For the third time in the last 20 or so years, I've been asked to pee in front of an audience.
It seems that the boy is ready to use the facilities and I have been asked to lead the expedition. I shall take with me M&M's as provisions and use them as reward should a "buen exito" (Spanish for success and quite appropriate for the occasion, it seems) occur.

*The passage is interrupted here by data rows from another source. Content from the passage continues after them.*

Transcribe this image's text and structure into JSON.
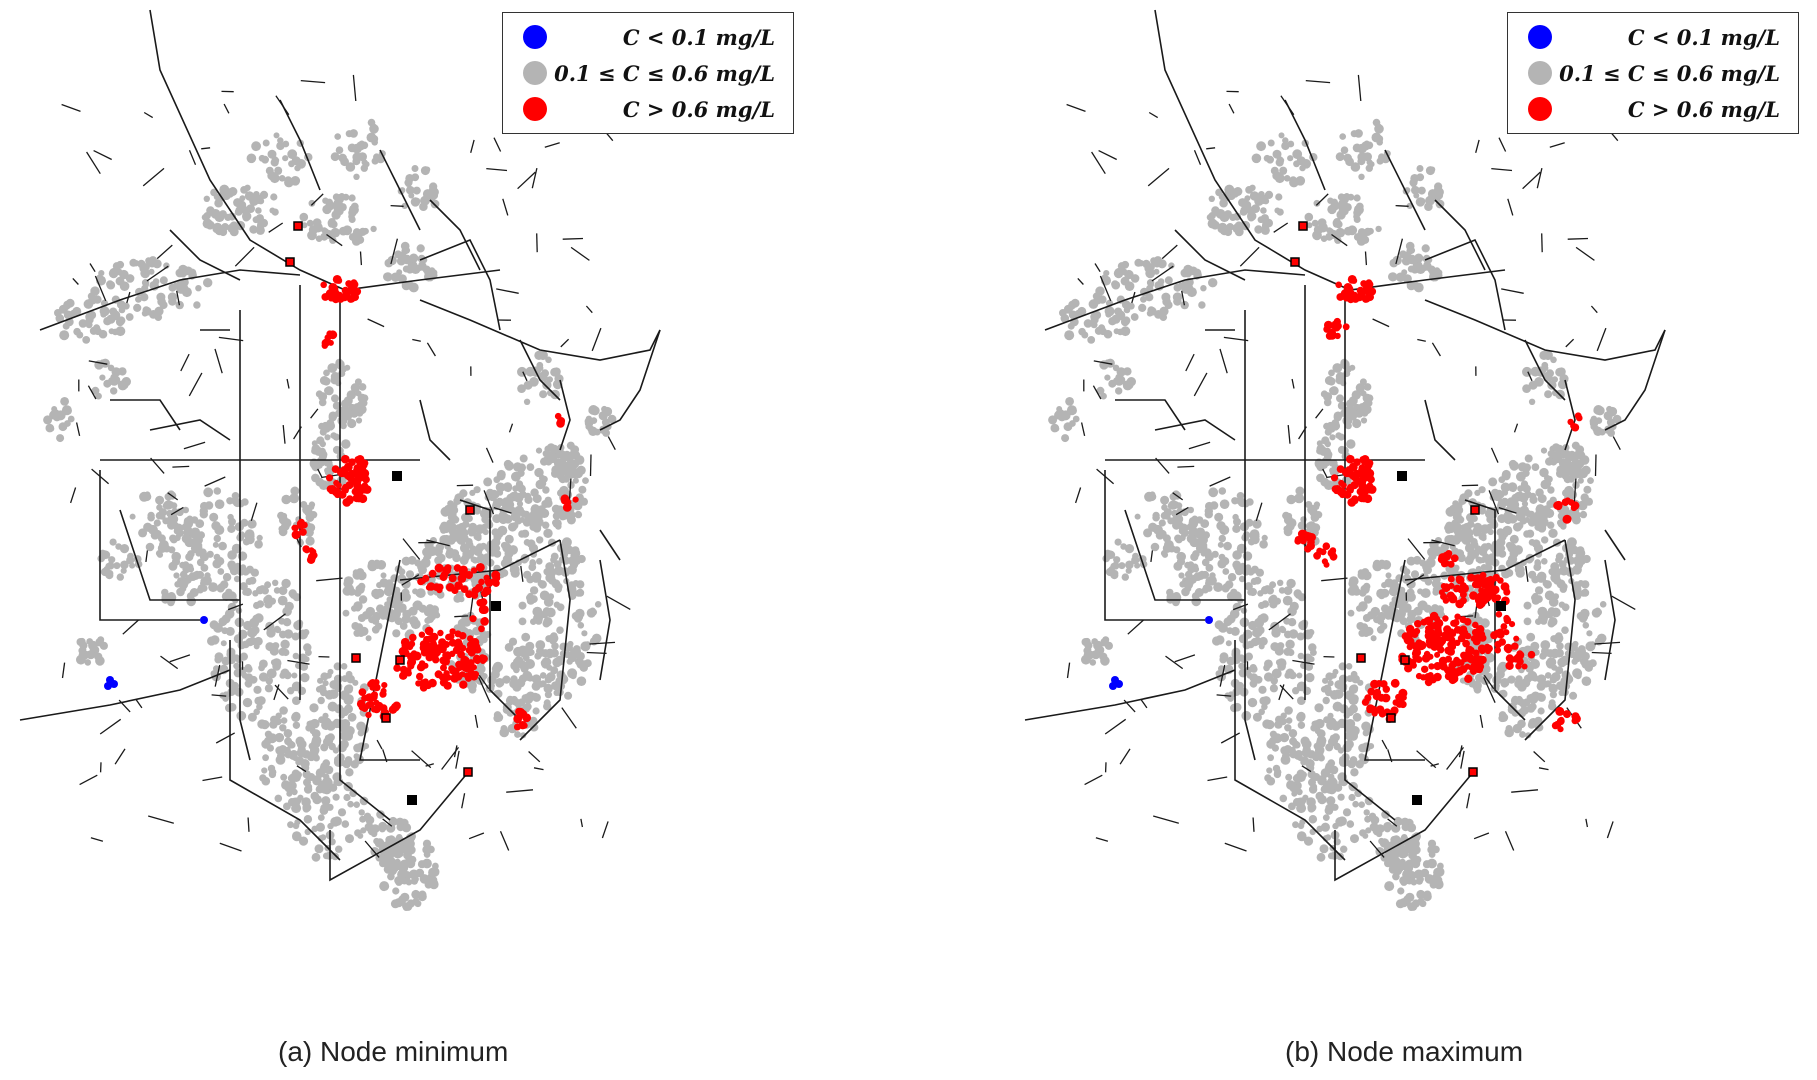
{
  "colors": {
    "below": "#0000ff",
    "within": "#b4b4b4",
    "above": "#ff0000",
    "pipe": "#1a1a1a",
    "facility": "#000000"
  },
  "legend": [
    {
      "label": "C < 0.1 mg/L",
      "color": "#0000ff",
      "icon": "blue-dot"
    },
    {
      "label": "0.1 ≤ C ≤ 0.6 mg/L",
      "color": "#b4b4b4",
      "icon": "gray-dot"
    },
    {
      "label": "C > 0.6 mg/L",
      "color": "#ff0000",
      "icon": "red-dot"
    }
  ],
  "panels": [
    {
      "id": "a",
      "caption": "(a) Node minimum"
    },
    {
      "id": "b",
      "caption": "(b) Node maximum"
    }
  ]
}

One other time I was asked to perform this service was in 1990 or so when I went to work at Wal-Mart for the summer. Yes, that's right, ALL the people you see working there PASSED a drug test. Anyway, after my resume checked out, I was sent to take the test at a local clinic. Helping me (and verifying my actual participation in the test) was a huge black lady who was delightful company (despite the circumstances) and joked that I should have brought some Budweiser when the inevitable stage fright occurred. However, with a monster ice tea from Wendy's, I was quickly on my way to cleaning up spills on aisle four and helping little old ladies carry 128 ounce boxes of detergent to their car.
The last time was in the Dominican Republic. The test was in Spanish, but I found the door marked "hombres" and was found to be clean.
But tomorrow I shall pee with more sincerity that ever previous. This is my offspring we are talking about. However, it is rather amazing to me I was asked to do this, since my aim (according to my wife) is less than what she hoped for when she said "I do."
I guess my reply should have been, "Well I do, but not a hundred percent of the time."